You need to use the special "utf-8-sig" encoding for that, which is not prominently advertised anywhere in the documentation (but it is stated deep inside the "Unicode HOWTO").
I never understood why ignoring this special character requires a totally separate encoding.
Most obviously shebang (the practice of writing #!/path/to/interpreter at the start of a script) is specifically defined on those first two bytes. It doesn't make any sense have a BOM here because that's not the format, and inventing a new rule later which says you can do it doesn't make that true, any more than in 2024 the German government can decide Germany didn't invade Poland in 1939, that's not how Time's Arrow works.

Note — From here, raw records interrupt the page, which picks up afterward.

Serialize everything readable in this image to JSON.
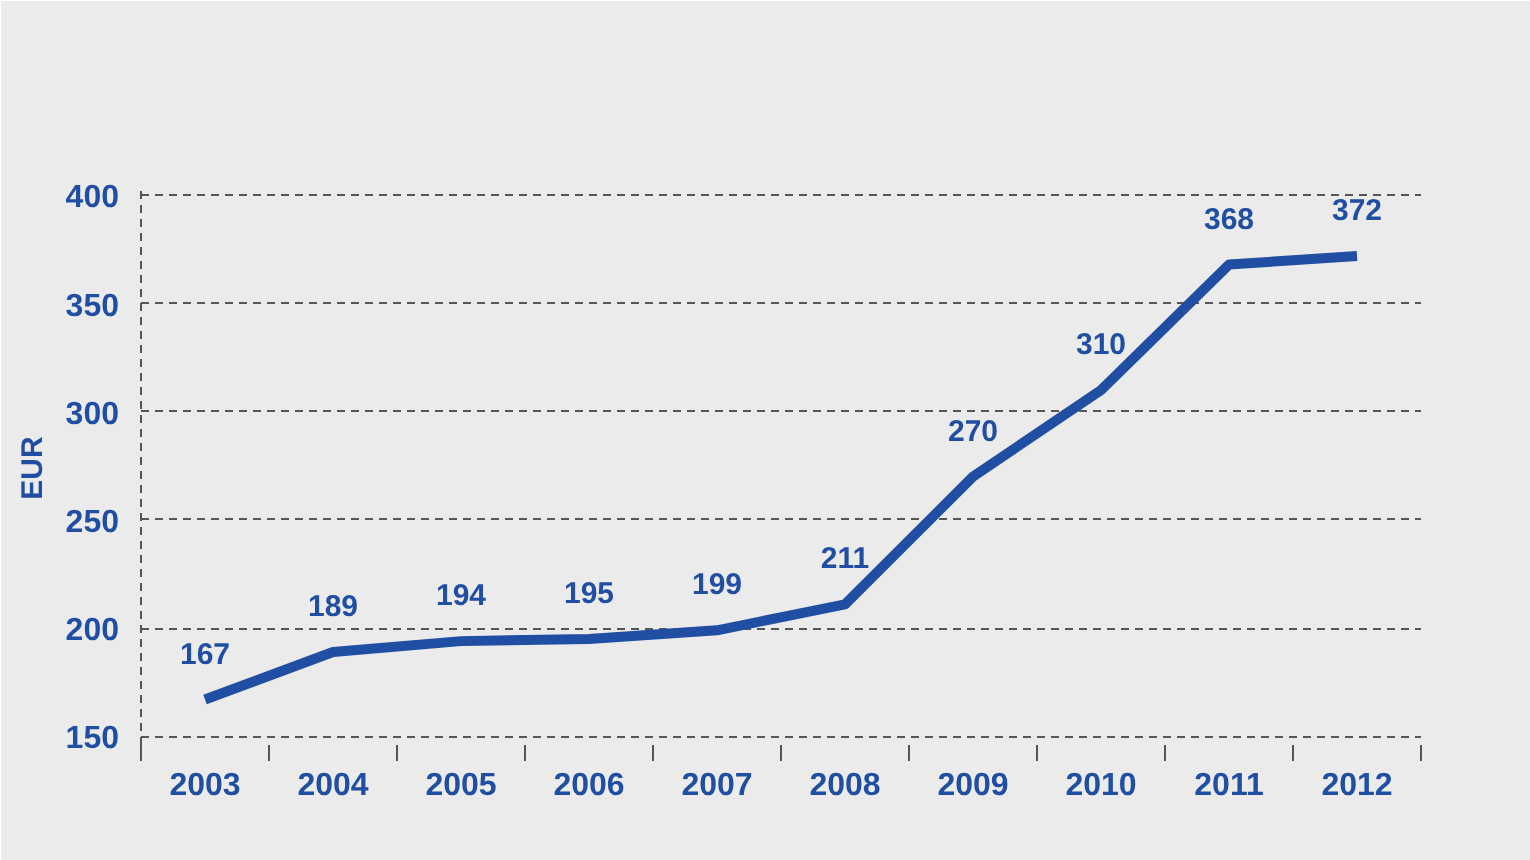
{
  "chart_data": {
    "type": "line",
    "ylabel": "EUR",
    "categories": [
      "2003",
      "2004",
      "2005",
      "2006",
      "2007",
      "2008",
      "2009",
      "2010",
      "2011",
      "2012"
    ],
    "series": [
      {
        "color": "#1f4ea3",
        "values": [
          167,
          189,
          194,
          195,
          199,
          211,
          270,
          310,
          368,
          372
        ]
      }
    ],
    "ylim": [
      146,
      402
    ],
    "yticks": [
      150,
      200,
      250,
      300,
      350,
      400
    ],
    "grid": "y",
    "marker": "none",
    "line_style": "solid",
    "data_labels": true
  }
}
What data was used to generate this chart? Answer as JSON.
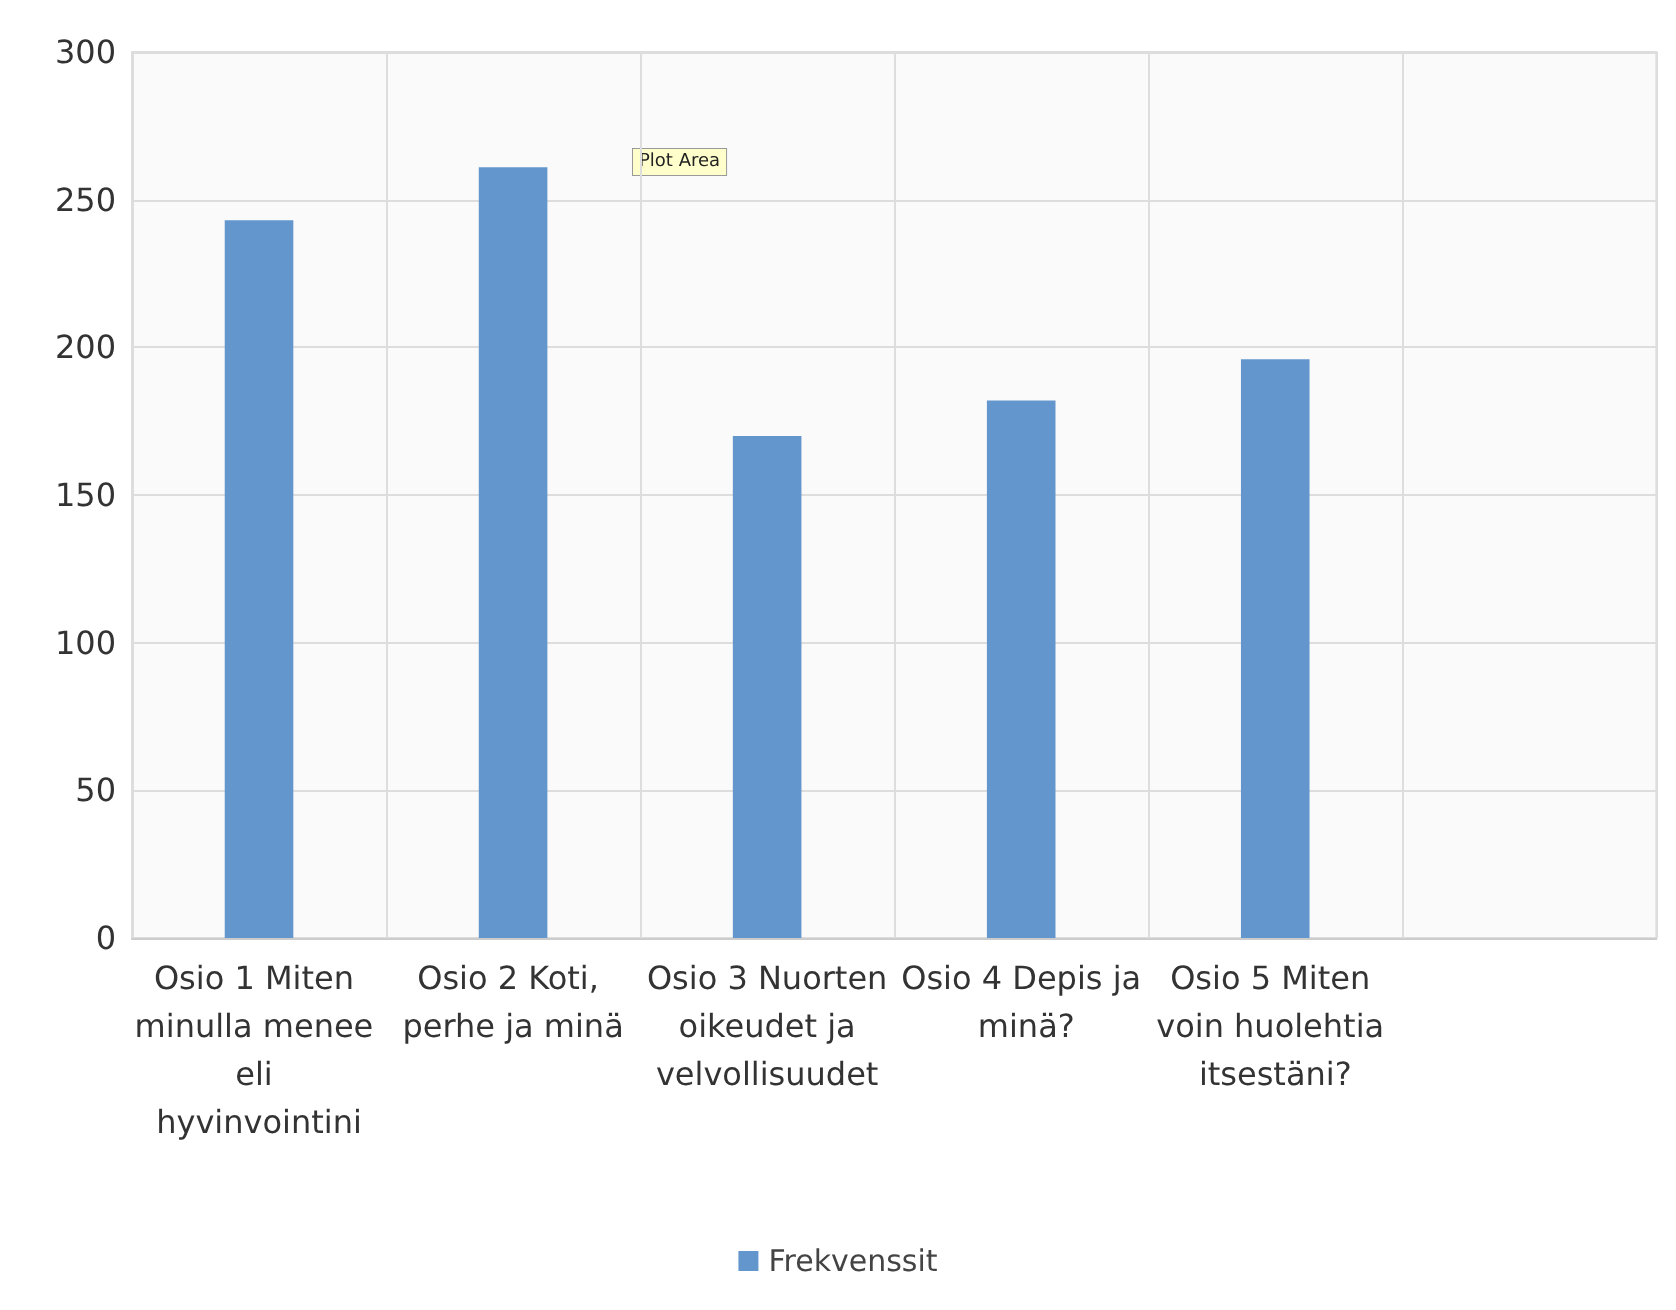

Because the BOM is indistinguishable from the "real" UTF-8 encoding of U+FEFF (zero-width no-break space). Trimming that codepoint in the UTF-8 decoder means that some strings like "\uFEFF" can't be safely round-tripped; adding it in the encoder is invalid in many contexts.
Depends how wide your definition of "poor quality" is. All powershell files (ps1, psm1, psd1) are assumed to be in the local charset unless they have a byte order mark, in which case they're treated as whatever the BOM says.
This is an example of poor quality software:
> All powershell files (ps1, psm1, psd1) are assumed to be in the local charset unless they have a byte order mark, in which case they're treated as whatever the BOM says.
Powershell is not that old. Assuming local encoding is inexcusable here.